Zhang Tongze, Chung Tammy, Dey Anind, Bae Sang Won
Stevens Institute of Technology, Hoboken, New Jersey.
Rutgers University, Newark, New Jersey.
2024 Int Conf Act Behav Comput (2024). 2024 May;2024. doi: 10.1109/abc61795.2024.10652070. Epub 2024 Sep 3.
As an increasing number of states adopt more permissive cannabis regulations, the necessity of gaining a comprehensive understanding of cannabis's effects on young adults has grown exponentially, driven by its escalating prevalence of use. By leveraging popular eXplainable Artificial Intelligence (XAI) techniques such as SHAP (SHapley Additive exPlanations), rule-based explanations, intrinsically interpretable models, and counterfactual explanations, we undertake an exploratory but in-depth examination of the impact of cannabis use on individual behavioral patterns and physiological states. This study explores the possibility of facilitating algorithmic decision-making by combining interpretable artificial intelligence (XAI) techniques with sensor data, with the aim of providing researchers and clinicians with personalized analyses of cannabis intoxication behavior. SHAP analyzes the importance and quantifies the impact of specific factors such as environmental noise or heart rate, enabling clinicians to pinpoint influential behaviors and environmental conditions. SkopeRules simplify the understanding of cannabis use for a specific activity or environmental use. Decision trees provide a clear visualization of how factors interact to influence cannabis consumption. Counterfactual models help identify key changes in behaviors or conditions that may alter cannabis use outcomes, to guide effective individualized intervention strategies. This multidimensional analytical approach not only unveils changes in behavioral and physiological states after cannabis use, such as frequent fluctuations in activity states, nontraditional sleep patterns, and specific use habits at different times and places, but also highlights the significance of individual differences in responses to cannabis use. These insights carry profound implications for clinicians seeking to gain a deeper understanding of the diverse needs of their patients and for tailoring precisely targeted intervention strategies. Furthermore, our findings highlight the pivotal role that XAI technologies could play in enhancing the transparency and interpretability of Clinical Decision Support Systems (CDSS), with a particular focus on substance misuse treatment. This research significantly contributes to ongoing initiatives aimed at advancing clinical practices that aim to prevent and reduce cannabis-related harms to health, positioning XAI as a supportive tool for clinicians and researchers alike.

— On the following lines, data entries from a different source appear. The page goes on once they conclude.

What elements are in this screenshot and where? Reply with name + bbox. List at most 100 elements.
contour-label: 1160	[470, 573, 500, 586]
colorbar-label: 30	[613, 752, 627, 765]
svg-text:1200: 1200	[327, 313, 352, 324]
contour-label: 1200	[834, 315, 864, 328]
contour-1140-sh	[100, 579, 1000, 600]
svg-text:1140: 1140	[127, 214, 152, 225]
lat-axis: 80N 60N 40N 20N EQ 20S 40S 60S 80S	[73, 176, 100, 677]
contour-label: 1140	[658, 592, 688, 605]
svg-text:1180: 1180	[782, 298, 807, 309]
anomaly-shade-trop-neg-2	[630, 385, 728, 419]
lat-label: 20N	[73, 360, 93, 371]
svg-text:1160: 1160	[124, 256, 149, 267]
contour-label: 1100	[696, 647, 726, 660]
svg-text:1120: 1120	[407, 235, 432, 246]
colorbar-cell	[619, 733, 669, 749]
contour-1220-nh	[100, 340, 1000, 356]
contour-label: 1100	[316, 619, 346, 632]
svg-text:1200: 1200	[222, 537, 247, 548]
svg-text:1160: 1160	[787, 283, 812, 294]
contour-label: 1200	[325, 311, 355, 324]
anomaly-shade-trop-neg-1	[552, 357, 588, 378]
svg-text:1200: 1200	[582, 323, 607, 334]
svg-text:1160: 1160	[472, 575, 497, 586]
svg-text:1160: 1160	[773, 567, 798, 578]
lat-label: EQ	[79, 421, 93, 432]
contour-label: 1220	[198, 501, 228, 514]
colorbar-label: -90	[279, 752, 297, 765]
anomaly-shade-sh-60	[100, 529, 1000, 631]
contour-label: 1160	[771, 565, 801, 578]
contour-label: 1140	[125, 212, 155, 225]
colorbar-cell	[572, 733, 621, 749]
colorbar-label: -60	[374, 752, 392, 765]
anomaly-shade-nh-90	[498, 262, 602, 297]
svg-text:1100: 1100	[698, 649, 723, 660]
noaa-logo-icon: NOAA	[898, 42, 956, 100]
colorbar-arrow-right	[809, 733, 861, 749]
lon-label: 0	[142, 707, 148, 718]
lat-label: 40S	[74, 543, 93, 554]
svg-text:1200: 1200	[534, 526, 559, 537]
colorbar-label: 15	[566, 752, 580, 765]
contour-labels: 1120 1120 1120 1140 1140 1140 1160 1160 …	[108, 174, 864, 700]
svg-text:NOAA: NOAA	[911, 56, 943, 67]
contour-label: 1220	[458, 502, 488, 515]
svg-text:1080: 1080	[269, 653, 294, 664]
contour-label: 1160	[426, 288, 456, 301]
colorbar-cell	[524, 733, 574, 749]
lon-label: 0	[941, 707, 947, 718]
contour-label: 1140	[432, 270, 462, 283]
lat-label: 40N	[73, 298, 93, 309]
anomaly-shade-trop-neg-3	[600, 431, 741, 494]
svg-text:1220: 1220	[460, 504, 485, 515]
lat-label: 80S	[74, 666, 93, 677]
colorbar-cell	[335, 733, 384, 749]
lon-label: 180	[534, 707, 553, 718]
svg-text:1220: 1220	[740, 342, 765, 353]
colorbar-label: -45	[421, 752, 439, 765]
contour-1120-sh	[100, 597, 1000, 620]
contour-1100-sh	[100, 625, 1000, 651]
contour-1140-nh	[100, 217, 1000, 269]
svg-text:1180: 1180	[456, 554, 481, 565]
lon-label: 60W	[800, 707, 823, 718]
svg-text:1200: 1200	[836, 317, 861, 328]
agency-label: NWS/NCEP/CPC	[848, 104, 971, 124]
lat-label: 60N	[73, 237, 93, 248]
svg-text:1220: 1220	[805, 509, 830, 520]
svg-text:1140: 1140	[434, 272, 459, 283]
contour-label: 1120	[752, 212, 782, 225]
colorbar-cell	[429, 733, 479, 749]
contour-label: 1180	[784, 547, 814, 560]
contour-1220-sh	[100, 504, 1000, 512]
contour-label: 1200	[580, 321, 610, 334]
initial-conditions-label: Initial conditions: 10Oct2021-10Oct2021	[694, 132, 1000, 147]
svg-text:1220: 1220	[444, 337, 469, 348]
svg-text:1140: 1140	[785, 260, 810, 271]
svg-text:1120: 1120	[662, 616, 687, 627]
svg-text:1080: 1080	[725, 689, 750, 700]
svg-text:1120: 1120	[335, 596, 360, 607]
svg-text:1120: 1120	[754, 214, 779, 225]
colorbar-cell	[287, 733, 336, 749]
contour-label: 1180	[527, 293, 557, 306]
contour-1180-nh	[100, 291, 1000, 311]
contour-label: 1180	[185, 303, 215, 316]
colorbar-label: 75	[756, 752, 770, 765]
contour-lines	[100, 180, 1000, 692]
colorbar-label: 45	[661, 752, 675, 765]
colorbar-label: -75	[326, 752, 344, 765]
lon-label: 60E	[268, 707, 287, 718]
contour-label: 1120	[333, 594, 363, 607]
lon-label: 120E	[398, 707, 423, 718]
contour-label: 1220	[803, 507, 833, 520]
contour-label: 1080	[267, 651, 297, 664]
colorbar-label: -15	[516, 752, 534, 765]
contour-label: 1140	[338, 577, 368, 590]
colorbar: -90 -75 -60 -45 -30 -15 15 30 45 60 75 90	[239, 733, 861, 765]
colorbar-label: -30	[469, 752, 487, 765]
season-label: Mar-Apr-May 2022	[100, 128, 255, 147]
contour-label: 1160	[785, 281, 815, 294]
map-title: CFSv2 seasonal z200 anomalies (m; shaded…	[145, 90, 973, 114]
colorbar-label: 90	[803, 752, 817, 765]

随着越来越多的州采用更为宽松的大麻监管政策,鉴于大麻使用的日益普遍,全面了解大麻对年轻人的影响变得愈发迫切。通过利用诸如SHAP(Shapley加性解释)、基于规则的解释、内在可解释模型和反事实解释等流行的可解释人工智能(XAI)技术,我们对大麻使用对个体行为模式和生理状态的影响进行了探索性但深入的研究。本研究探讨了将可解释人工智能(XAI)技术与传感器数据相结合以促进算法决策的可能性,旨在为研究人员和临床医生提供对大麻中毒行为的个性化分析。SHAP分析特定因素(如环境噪音或心率)的重要性并量化其影响,使临床医生能够确定有影响力的行为和环境条件。SkopeRules简化了对特定活动或环境下大麻使用的理解。决策树清晰地展示了各种因素如何相互作用以影响大麻消费。反事实模型有助于识别可能改变大麻使用结果的行为或条件的关键变化,以指导有效的个性化干预策略。这种多维度分析方法不仅揭示了大麻使用后行为和生理状态的变化,如活动状态的频繁波动、非传统睡眠模式以及不同时间和地点的特定使用习惯,还强调了个体对大麻使用反应差异的重要性。这些见解对于寻求更深入了解患者多样化需求并制定精准靶向干预策略的临床医生具有深远意义。此外,我们的研究结果凸显了XAI技术在提高临床决策支持系统(CDSS)的透明度和可解释性方面可能发挥的关键作用,尤其侧重于药物滥用治疗。这项研究为旨在推进旨在预防和减少大麻相关健康危害的临床实践的正在进行的举措做出了重大贡献,将XAI定位为临床医生和研究人员的支持工具。